Leaving aside the topic of hype, I turn at last to the music. Long might well have been recorded earlier, and delays in recognition can sometimes exact costs and cause damage that nothing can make up for and repair. But he’s here, with a good voice that sounds maybe older than Long is (although some young original bluesmen had such pipes). The basis of the music is country blues, with guitar echoes of Son House, Robert Johnson, Broonzy, singing which is good but not at its best on the opening track, and sometimes harmonica, played in the sort of rack used by Jimmy Reed, Bob Dylan (who?), Jesse Fuller, Joe Hill Louis, and Dr. Ross.
“Hokum Town” can’t be called a pastiche of the Son House/Patton/Willie Brown school. Mostly it sounds like (backhanded but fair compliment coming!) a minor member of the school singing and playing guitar; one who, without being very original, got very good. Like most of the songs, this one is credited to Long, but is rather a variant on existing elements than anything brand new (as is pretty well inevitable in blues).
“Hell Cat” has Fred Kaplan doing a bluesy equivalent to Blind John Davis on piano—very solid—and then back we are with the solo Delta singer-guitarist on “Blues and Boogie-Woogie” at a medium tempo associated with very dirty dancing. However, this isn’t quite in the same class as Long’s mentor, Homesick James Williamson, whose mighty swing probably owes a lot to his having worked in country areas in the early 1920s (and a lot also to a huge talent rather wasted on post-1950 recordings, where his wonderfully loose timing was lost in something more metronomic).

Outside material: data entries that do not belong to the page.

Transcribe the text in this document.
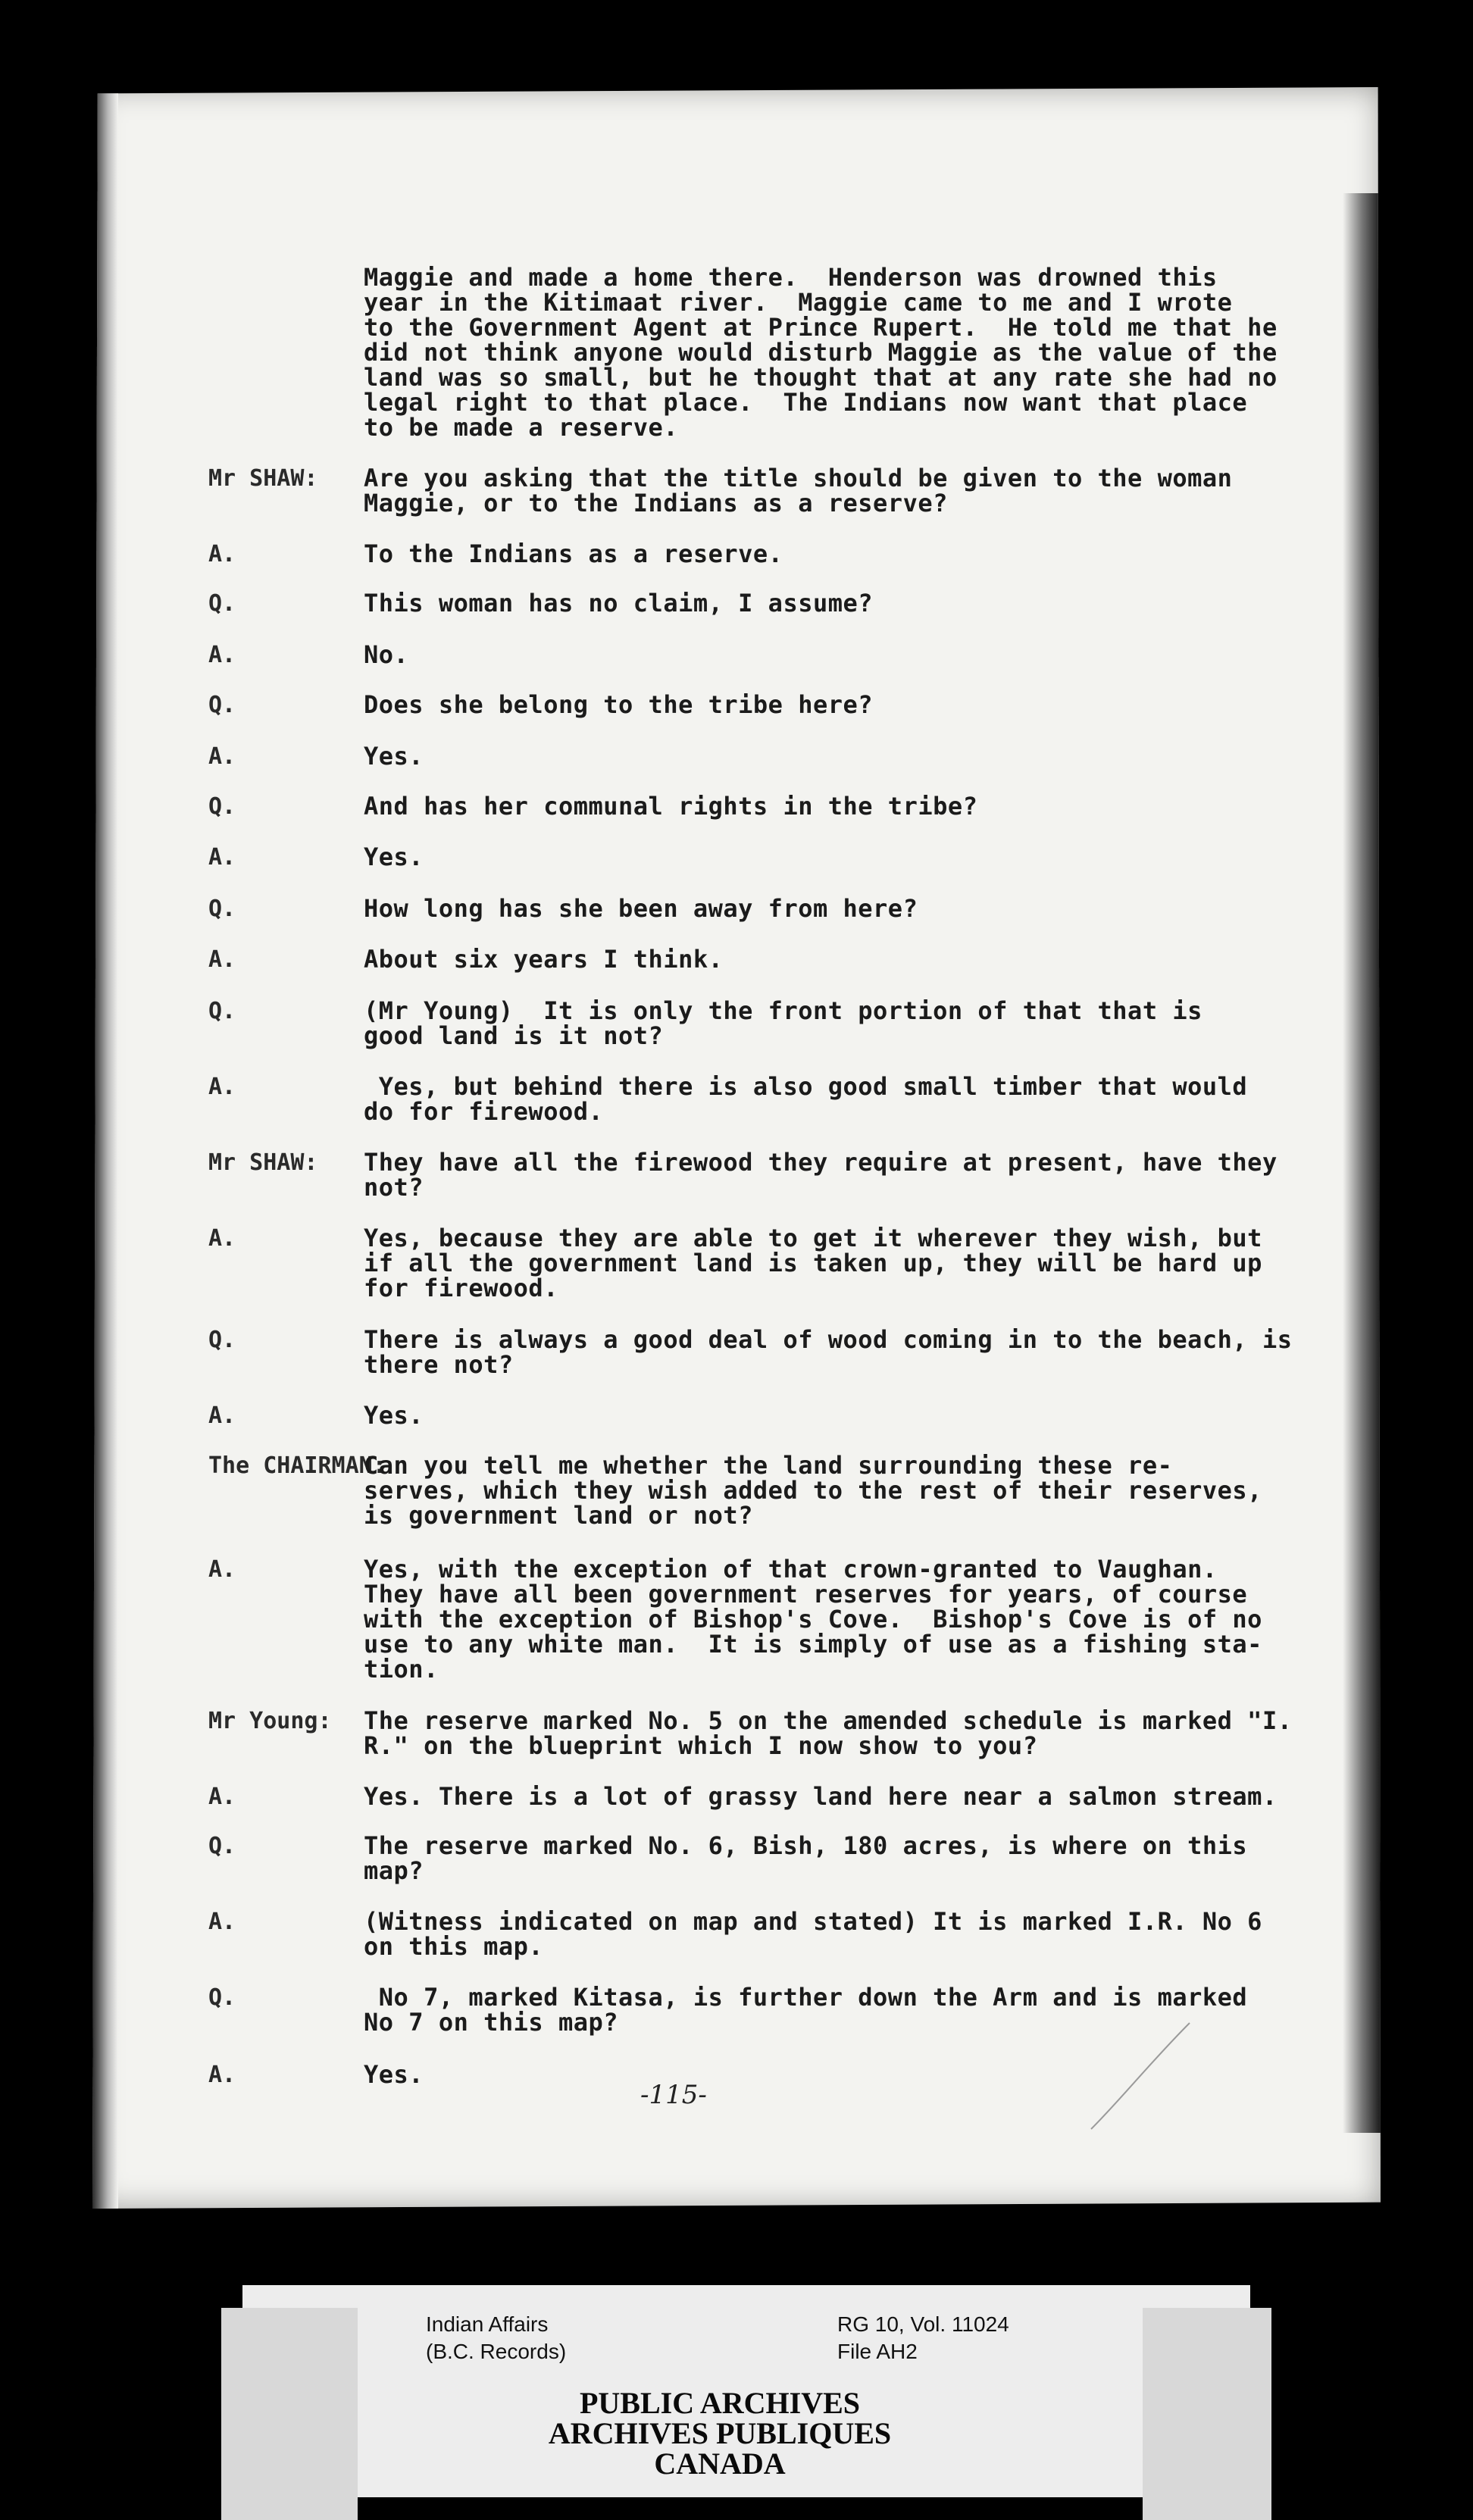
Maggie and made a home there.  Henderson was drowned this

year in the Kitimaat river.  Maggie came to me and I wrote

to the Government Agent at Prince Rupert.  He told me that he

did not think anyone would disturb Maggie as the value of the

land was so small, but he thought that at any rate she had no

legal right to that place.  The Indians now want that place

to be made a reserve.

Mr SHAW: Are you asking that the title should be given to the woman

Maggie, or to the Indians as a reserve?

A.	To the Indians as a reserve.

Q.	This woman has no claim, I assume?

A.	No.

Q.	Does she belong to the tribe here?

A.	Yes.

Q.	And has her communal rights in the tribe?

A.	Yes.

Q.	How long has she been away from here?

A.	About six years I think.

Q.	(Mr Young)  It is only the front portion of that that is

good land is it not?

A.	Yes, but behind there is also good small timber that would

do for firewood.

Mr SHAW: They have all the firewood they require at present, have they

not?

A.	Yes, because they are able to get it wherever they wish, but

if all the government land is taken up, they will be hard up

for firewood.

Q.	There is always a good deal of wood coming in to the beach, is

there not?

A.	Yes.

The CHAIRMAN:

Can you tell me whether the land surrounding these re-

serves, which they wish added to the rest of their reserves,

is government land or not?

A.	Yes, with the exception of that crown-granted to Vaughan.

They have all been government reserves for years, of course

with the exception of Bishop's Cove.  Bishop's Cove is of no

use to any white man.  It is simply of use as a fishing sta-

tion.

Mr Young: The reserve marked No. 5 on the amended schedule is marked "I.

R." on the blueprint which I now show to you?

A.	Yes. There is a lot of grassy land here near a salmon stream.

Q.	The reserve marked No. 6, Bish, 180 acres, is where on this

map?

A.	(Witness indicated on map and stated) It is marked I.R. No 6

on this map.

Q.	No 7, marked Kitasa, is further down the Arm and is marked

No 7 on this map?

A.	Yes.

-115-

Indian Affairs

(B.C. Records)

RG 10, Vol. 11024

File AH2

PUBLIC ARCHIVES

ARCHIVES PUBLIQUES

CANADA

“Foot Stompin’ Daddy” also misses that (presumably unique) edge of swing, and there is only the faintest touch of an echo of John Lee Hooker. There’s more Robert Johnson: imagine a Johnsonian in Detroit in 1950? I could also mention Vern Harrison, known as “Boogie Woogie Red”, who did manage to record a few tracks of his best—to recur to the theme of Long not being recorded until now—aged fifty-ish.
Kaplan is back for the nicely named “Stranglevine”, opened by Long on rack harmonica, from which he squeezes expressive music over the solid pianist’s playing. The musical basis of this is Big Bill Broonzy’s “The Sun Gonna Shine…”, which is all right, as Long simply performs. Nothin’ to prove! “Johnny’s Jump” is a boogie-bass based harmonica-guitar instrumental, and when he pauses upstairs to let his fingers do the work, he’s not imitating anybody. “Mean Ole Rootin’ Ground Sloth” is a patent metaphor; sloths hang in trees. They do, however, have claws. The obvious echoes in a guitar part which recalls other people are Broonzy and Robert Johnson. He can play quite a lot on the harmonica: not a case of look—no hands!, but look—only two!, and be busily competent on guitar. “Greyhound Driver” is a bus blues with guitar and some touches of slide, while “Healin’ Touch” is a pop song that could be smothered in Nashville schmaltz if unlucky, of a kind also delivered with Edwardian sentimentality by Lonnie Johnson over the fifty years of his career. Long plays a more blues-based guitar style with this intriguing oddity.
“Leavin’ St. Louis” is standard vocal/guitar blues, for the first take, with some Jimmy Reed squee-eezed harmonica. The guitar on the final track, “Leavin’ St. Louis [Piano Version]” is electric, and Fred Kaplan is stomping again behind Long’s singing and sometimes slide guitar. A nice groove is established between the two, and Long keeps time and harmony discreetly during Kaplan’s own Otis Spann-influenced foray to the front. The Spannisms come to the fore as the track progresses. Otis Spann has been dead thirty-six years! And the opening track reprises music put on disc seventy-six years ago. “Retro” is a word for idiots, salesmen, and enemies of listening and thinking. “Welcome” is not too strong a word for this music.